The second step of this message is to make it understood that if Merkel closed her nuclear power plants, supposedly after Fukushima, it was to gain the support of the Greens in Germany, but it was also to protect her coal mines. Just look at the German electricity mix: the closure of nuclear power plants inevitably results in an increase in the production of electricity based on fossil fuels and mainly coal.

This political message, this analysis has not been done. The third source to demystify nuclear power: Fukushima. It is not a nuclear disaster. It was a terrible tsunami that drowned a region and caused 12,000 deaths. Why did it become a nuclear accident? Because the managers of Tepco, the company that operated the plant, for bottom line motivations, did not double the electrical cooling. There was only one layer, located at the water’s edge. It is a huge mistake that they have acknowledged. The plant was therefore unable to react as it was designed. As long as we associate Fukushima with a nuclear disaster we will not succeed in convincing the French that nuclear power is absolutely essential. This is strategic communications and it is up to politicians to do it. Then there is no more absurd decision than the closure of Fessenheim (an Eastern France nuclear plant). What must be explained, to once again demystify, is that the older a plant, the safer it is.

It is the new plants that pose a problem: the Three Mile Island plant was poorly designed but it was not in operation and there were no fatalities, it was an accident. The same is true for the RBMK reactor at Chernobyl, it is an accident linked to management errors in the operation of the plant.

the EPR reactor, when there is human error, stops operations automatically

Third point, to rehabilitate the EPR ​​(Evolutionary Power Reactor): following Chernobyl, France and Germany agreed to design a reactor which, even in case of an error, stops automatically. This is what we called passive safety and I was precisely at Framatome at the time. It was decided in 1989–90 to design a reactor where, in case of human management errors, the machine comes to an automatic stop.

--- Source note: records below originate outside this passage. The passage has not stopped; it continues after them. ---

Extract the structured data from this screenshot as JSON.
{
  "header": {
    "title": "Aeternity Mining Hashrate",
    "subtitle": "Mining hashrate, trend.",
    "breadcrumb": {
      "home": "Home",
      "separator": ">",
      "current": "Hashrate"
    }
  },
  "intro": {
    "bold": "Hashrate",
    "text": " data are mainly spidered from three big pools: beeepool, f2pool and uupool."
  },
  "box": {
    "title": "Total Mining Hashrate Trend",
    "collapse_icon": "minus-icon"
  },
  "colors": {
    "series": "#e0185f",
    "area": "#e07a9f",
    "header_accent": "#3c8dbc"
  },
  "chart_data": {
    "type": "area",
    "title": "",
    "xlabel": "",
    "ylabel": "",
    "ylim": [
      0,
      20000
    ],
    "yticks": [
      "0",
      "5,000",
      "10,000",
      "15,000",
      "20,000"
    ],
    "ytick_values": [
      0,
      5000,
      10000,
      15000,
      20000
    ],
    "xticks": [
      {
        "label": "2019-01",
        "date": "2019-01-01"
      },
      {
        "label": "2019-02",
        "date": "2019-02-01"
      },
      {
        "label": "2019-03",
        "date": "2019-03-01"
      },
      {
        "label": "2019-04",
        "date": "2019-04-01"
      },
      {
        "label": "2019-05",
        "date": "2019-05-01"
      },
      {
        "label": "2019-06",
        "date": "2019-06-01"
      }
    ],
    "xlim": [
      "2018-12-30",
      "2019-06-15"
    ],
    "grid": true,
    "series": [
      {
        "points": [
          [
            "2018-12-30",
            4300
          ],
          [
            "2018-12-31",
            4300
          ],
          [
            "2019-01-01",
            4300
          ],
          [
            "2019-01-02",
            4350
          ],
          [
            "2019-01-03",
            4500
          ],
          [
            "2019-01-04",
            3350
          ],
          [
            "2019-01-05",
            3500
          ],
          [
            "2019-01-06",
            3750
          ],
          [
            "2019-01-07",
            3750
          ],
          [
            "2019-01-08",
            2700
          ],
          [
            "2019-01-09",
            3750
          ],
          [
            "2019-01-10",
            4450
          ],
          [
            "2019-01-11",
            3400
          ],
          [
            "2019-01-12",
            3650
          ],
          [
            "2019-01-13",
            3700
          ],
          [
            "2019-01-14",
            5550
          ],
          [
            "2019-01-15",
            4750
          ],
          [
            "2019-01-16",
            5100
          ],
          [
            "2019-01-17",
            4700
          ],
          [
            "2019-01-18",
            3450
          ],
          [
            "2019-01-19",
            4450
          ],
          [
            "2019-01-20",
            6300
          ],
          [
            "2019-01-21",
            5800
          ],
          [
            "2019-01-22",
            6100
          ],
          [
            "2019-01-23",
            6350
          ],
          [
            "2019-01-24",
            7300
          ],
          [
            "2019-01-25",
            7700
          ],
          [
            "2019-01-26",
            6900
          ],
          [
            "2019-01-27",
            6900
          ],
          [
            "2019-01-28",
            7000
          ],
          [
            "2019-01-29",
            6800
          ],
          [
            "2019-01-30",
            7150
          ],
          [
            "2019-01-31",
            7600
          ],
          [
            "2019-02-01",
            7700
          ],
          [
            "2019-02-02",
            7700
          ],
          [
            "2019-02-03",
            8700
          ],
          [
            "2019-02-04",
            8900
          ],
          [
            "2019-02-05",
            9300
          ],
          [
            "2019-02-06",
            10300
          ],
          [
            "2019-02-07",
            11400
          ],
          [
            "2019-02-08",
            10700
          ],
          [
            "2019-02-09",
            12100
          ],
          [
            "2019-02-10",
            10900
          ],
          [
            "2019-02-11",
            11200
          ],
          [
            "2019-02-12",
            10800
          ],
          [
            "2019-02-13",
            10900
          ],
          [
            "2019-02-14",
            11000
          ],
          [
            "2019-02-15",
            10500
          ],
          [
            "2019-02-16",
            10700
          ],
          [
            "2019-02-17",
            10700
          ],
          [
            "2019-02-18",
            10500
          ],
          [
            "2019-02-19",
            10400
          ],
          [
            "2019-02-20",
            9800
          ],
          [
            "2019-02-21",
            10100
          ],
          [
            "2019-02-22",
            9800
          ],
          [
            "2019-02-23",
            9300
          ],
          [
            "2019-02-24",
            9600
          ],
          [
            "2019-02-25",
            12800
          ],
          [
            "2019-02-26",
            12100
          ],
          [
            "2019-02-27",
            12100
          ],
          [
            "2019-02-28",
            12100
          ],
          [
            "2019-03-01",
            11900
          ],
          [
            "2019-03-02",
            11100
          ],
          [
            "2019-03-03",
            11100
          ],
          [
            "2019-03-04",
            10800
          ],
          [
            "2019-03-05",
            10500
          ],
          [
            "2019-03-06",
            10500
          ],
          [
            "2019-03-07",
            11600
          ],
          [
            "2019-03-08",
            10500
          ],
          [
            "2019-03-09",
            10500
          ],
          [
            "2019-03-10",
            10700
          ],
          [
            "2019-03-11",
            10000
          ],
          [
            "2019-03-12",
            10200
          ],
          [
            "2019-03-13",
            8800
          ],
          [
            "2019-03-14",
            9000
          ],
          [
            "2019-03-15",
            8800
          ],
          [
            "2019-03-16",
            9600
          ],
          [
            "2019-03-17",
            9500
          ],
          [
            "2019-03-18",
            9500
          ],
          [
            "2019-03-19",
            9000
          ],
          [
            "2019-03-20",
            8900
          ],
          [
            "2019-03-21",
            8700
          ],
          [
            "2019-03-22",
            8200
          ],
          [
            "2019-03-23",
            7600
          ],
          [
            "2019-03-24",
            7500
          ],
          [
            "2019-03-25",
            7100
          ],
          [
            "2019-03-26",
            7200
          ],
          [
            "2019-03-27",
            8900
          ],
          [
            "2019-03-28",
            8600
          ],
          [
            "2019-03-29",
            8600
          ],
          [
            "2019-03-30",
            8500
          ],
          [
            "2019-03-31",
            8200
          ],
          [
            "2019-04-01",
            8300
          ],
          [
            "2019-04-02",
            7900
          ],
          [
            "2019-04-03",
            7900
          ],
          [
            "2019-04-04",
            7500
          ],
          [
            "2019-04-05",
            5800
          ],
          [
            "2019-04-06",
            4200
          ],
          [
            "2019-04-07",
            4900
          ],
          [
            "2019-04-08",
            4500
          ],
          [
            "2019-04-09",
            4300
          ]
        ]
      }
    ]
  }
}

This led to the EPR, which was certified. The gigantic mistake made by subsequent French governments was to not order a reactor. Prime Minister Lionel Jospin (in power from 1997 to 2002) had, and rightly so, already stopped the Creys Malville reactors (controversial experimental reactors), which were not yielding good results. He gave environmentalists a form of satisfaction, but at the same time he should have ordered EPRs so it would have been balanced. There would not have been a period of more than ten years during which the French utilities did not order anything, no industry can resist that amount of lag.

15 years passed between the last N4 reactor order in 92–93 and the reactor order in 2006–07, no industry can resist that. The difficulties that the EPR encounters today are not related to its design, much less to the principles which were at the origin of its creation, they stem from the error made by not having the experience of managing a single plant for fifteen years.

I give you as a counterexample Taishan (an EPR reactor located in Southern China), whom I was invited to visit. Taishan was built in nine years and is running normally. The Chinese and French engineers from EDF (Electricité de France — France’s state-owned utility) working there explained their working methods and why they had succeeded: on the one hand because they had not lost their skills and because they devised a way to work together.

All this is factually indisputable, so it is not very difficult to explain to the French that mistakes were made, and that we were wrong, but that it is now easy to correct them.